Tucci’s appreciation for good cooking incorporates context into its evaluation. His in-laws, who he describes as eating typical, less-than-lyrical American fare, e.g. hamburgers, etc., prepared a magnificent seashore meal of lobster that would equal any praise he had for the most obscure little bistro. Not a garlic clove or handpicked, fire roasted tomato in sight.
As a memoir the writing reveals no plot but it is clear that Tucci felt compelled to write this as the result of an agonizingly long spell involving the diagnosis and draconian cure for a form of oral cancer. For almost two years, he could not eat. For one so connected to food and its quality, he had to endure a good amount of time attached to a feeding tube as the treatment for the cancer which also destroyed his taste buds and olfactory sense. Thankfully, that has passed and Stanley has regained his senses of taste and smell. The book is as much of a product of Tucci’s love of food as it is of his divorce from it during treatment.
Charmingly, the book includes recipes, some of which I am anxious to try.
Now, Stanley and I do share some commonalities. He grew up in Katonah, N.Y. My mother worked in Katonah, most of my second-hand clothes came from a thrift store across from the train station in Katonah and I share a favorite recipe with Mr. Tucci which I will share with you.
My experiences with food have been, by comparison to Stanley, very limited. This so-simple Italian classic is one of my favorites and one which sends my spouse into paroxysms of delight:
Spaghetti with garlic infused olive oil … Or in Italian, ‘Aglio e Olio’
Ingredients:
. 4 tablespoons of good olive oil (which means, it’s more expensive)
. Six fat garlic cloves sliced very thin. You can also grate the garlic into the oil
. Few flakes of dried hot peppers
. 1/2 cup or less of parmesan cheese
. Fresh basil.
. Cooked spaghetti for four. Your choice of type. I like the angel hair but then I am not a chef or even a
barely functioning cook. Cook the pasta in less water than you would normally. You want a more
starchy cooking water.
. A half cup or so of the pasta water.
Putting it all together:
Heat the oil in a frying pan until shimmering, turn down the heat and add the garlic and red pepper flakes. Cook until you smell the garlic…about 30 seconds. Remove from the heat.

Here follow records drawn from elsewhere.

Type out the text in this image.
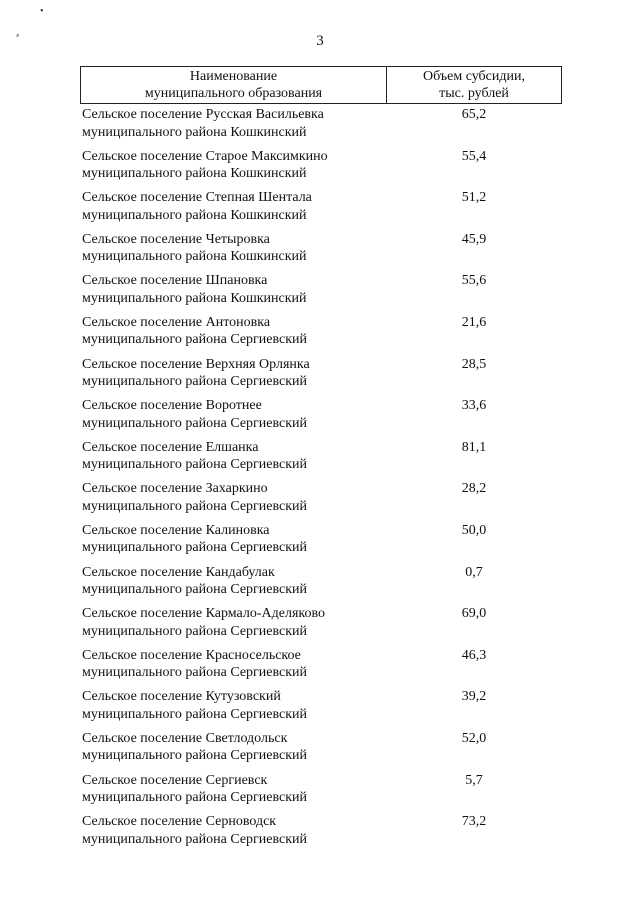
•
⸗	3
Наименование
муниципального образования
Объем субсидии,
тыс. рублей
Сельское поселение Русская Васильевка
муниципального района Кошкинский
65,2
Сельское поселение Старое Максимкино
муниципального района Кошкинский
55,4
Сельское поселение Степная Шентала
муниципального района Кошкинский
51,2
Сельское поселение Четыровка
муниципального района Кошкинский
45,9
Сельское поселение Шпановка
муниципального района Кошкинский
55,6
Сельское поселение Антоновка
муниципального района Сергиевский
21,6
Сельское поселение Верхняя Орлянка
муниципального района Сергиевский
28,5
Сельское поселение Воротнее
муниципального района Сергиевский
33,6
Сельское поселение Елшанка
муниципального района Сергиевский
81,1
Сельское поселение Захаркино
муниципального района Сергиевский
28,2
Сельское поселение Калиновка
муниципального района Сергиевский
50,0
Сельское поселение Кандабулак
муниципального района Сергиевский
0,7
Сельское поселение Кармало-Аделяково
муниципального района Сергиевский
69,0
Сельское поселение Красносельское
муниципального района Сергиевский
46,3
Сельское поселение Кутузовский
муниципального района Сергиевский
39,2
Сельское поселение Светлодольск
муниципального района Сергиевский
52,0
Сельское поселение Сергиевск
муниципального района Сергиевский
5,7
Сельское поселение Серноводск
муниципального района Сергиевский
73,2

Add well drained spaghetti to the oil and garlic mixture. Mix the two together and add a some of the pasta water a little at a time while stirring the pot. The pasta will start to look a little creamier.
Add ½ cup of cheese. Mix well.
Sprinkle each serving with more cheese and shredded basil. A few drops of olive oil on each won’t hurt either.
With a green salad and a bottle of red wine you will have a memorable meal.
So, no tours around the Ferro household, but a chance to follow Stanley Tucci both On Demand or in print. Both are good options. Ciao, bella!